Alec James
Summer 1975 saw a friend Robbie and myself hire a car for a week, the highlight being a day trip to the Isle of Wight. Four adults and four kids jammed in car and we left at 4am to catch an early ferry. No M25 then, all A roads and caught a ferry at 8am. Toured the island and caught the last ferry home arriving at 4am! Best pub was the Mill Bay in Ventnor, found thanks to the 1975 CAMRA Good Beer Guide.
Another great trip that week was to Woburn Abbey Safari Park. Again the Good Beer Guide came up trumps in the shape of the Barley Mow at Tyttenhanger. A rare truly free house, it became quite famous for a while but was sold to Watneys and closed in 1984.
Then in 1976 I went into the Cricketers at Strood. No hand pumps in sight but Eric Acott the landlord told me the beer was on electric dispense as the pub had no cellar. I was hooked, the beer was lovely, no fizz, no headache later; he even had Shep’s Old Ale on the bar in winter. What a joy and after that the pub was known to me as “Electric Eric's” and I would go there most Saturday evenings.
Summer 1976 was rather warm and I remember Maurice at work remarking about drinking real ale in hot weather. I arranged to meet him in the Royal Victoria & Bull in Rochester one lunchtime. Mrs Burford, yes Dave's mum, served two pints of Trophy and was it good, even Maurice was impressed. I knew of course that the cellar was nice and cool being very deep and made of flint and stone.
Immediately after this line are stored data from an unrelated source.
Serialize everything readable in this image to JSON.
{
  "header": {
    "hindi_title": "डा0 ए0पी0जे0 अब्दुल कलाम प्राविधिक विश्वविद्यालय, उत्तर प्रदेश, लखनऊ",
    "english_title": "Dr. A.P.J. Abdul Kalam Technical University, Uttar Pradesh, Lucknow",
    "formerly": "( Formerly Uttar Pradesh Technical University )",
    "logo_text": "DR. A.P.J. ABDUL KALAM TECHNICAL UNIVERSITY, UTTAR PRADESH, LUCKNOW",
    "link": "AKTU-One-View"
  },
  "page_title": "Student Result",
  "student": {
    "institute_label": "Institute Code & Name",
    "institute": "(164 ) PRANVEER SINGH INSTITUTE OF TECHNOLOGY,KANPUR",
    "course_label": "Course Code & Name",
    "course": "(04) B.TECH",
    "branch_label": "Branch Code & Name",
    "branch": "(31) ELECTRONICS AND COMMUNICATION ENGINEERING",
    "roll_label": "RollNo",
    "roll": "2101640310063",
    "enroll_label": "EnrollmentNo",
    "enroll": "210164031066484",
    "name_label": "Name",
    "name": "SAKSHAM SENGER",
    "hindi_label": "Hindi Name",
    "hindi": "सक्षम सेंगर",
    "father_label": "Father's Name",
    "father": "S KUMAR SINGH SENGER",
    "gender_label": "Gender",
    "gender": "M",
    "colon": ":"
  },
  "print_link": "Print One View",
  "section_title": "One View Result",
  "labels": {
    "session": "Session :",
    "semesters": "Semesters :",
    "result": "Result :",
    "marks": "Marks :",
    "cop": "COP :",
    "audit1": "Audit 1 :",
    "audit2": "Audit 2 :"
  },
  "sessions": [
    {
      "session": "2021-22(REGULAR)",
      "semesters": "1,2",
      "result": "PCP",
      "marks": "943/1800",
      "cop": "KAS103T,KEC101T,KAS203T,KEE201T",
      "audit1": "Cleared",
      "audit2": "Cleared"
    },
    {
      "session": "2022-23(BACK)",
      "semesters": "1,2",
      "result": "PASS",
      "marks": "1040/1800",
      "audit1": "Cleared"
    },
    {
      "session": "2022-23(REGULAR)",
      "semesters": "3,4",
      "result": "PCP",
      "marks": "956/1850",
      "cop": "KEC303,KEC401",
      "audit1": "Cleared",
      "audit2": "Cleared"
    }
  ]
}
In the Good Beer Guide that year, most of the real ale in Kent was Shep's with a smattering of real Trophy. Some of the pubs served the Trophy straight from the barrel, notably the Bush, Blackbird & Thrush at East Peckham, the Amazon & Tiger in Meopham, the Ringlestone Inn and of course, the Mounted Rifleman at Luddenham, near Faversham which became a firm favourite. Thanks to the 1977 Good Beer Guide I could now find pubs that served some quite exotic brews at the time.
The Toastmasters at Burham now sold Youngs, Sam Smiths and Theakstons Old Peculiar. The Vigo Inn in Vigo itself had Youngs and Bass, and Crown Point Inn at Seal Chart served Youngs, Sam Smiths and my favourite Harveys.
Best trip out was Tunbridge Wells for the Beau Nash (Harveys & Sam Smiths) and the Sussex Arms which sold most of the Harveys range.
There were plenty of Beermat meetings in London and always seemed to be in pubs which served good beer. It was at one London meeting I first tried Ind Coope Burton Ale. As Medway had quite a few Ind Coope pubs I kept my eye out for the brew. It first appeared in the Falstaff at Higham and it was superb.
In the next few years it became quite common and some pubs tried the whole range, Ind Coope Mild, Bitter and Burton. The Star and the Masons Arms in Rochester both served all three. How times change, when I first started drinking the Masons was a Fremlins house, then Ind Coope, Shepherd Neame for a short while and is now the What the Dick Inns, a free house.
By the end of the 1970's I was a regular at the Kent Beer Festival in Canterbury although I did not join CAMRA until 1980. I also remember a ramshackle beer festival in Sheerness in 1981. The big six brewers even proved they could brew good beer if they wanted. Whitbread Fremlins Bitter and Tusker, Draught Bass, Courage Directors and Ind Coope Burton Ale, even Watneys (please see illustration of one of their Fined Bitter mats) and Scottish & Newcastle started to make good beer available to drinkers.
In Kent we had our first micro-brewery, I think. Canterbury Brewery beer being available in the Millers Arms in that city. This was soon joined by Sevenoaks Brewery at the Crown Point Inn.
During this period I started to take part in the Shepherd Neame Ale Trails. They started out by having a passport stamped and prizes awarded after the New Year.
Whilst taking part some workmates used to meet after work at the Bridgewood Cottage at the top of Bluebell Hill. The landlord Roy told me he was born on the stairs in the pub and took over the license from his parents. Roy and his lady friend Ann ran the pub for many years and made the national papers when it emerged they had got engaged in the 1940's but they had never tied the knot! It was famous for its old bus seats as furniture but was closed down for the road widening later in the 1980's.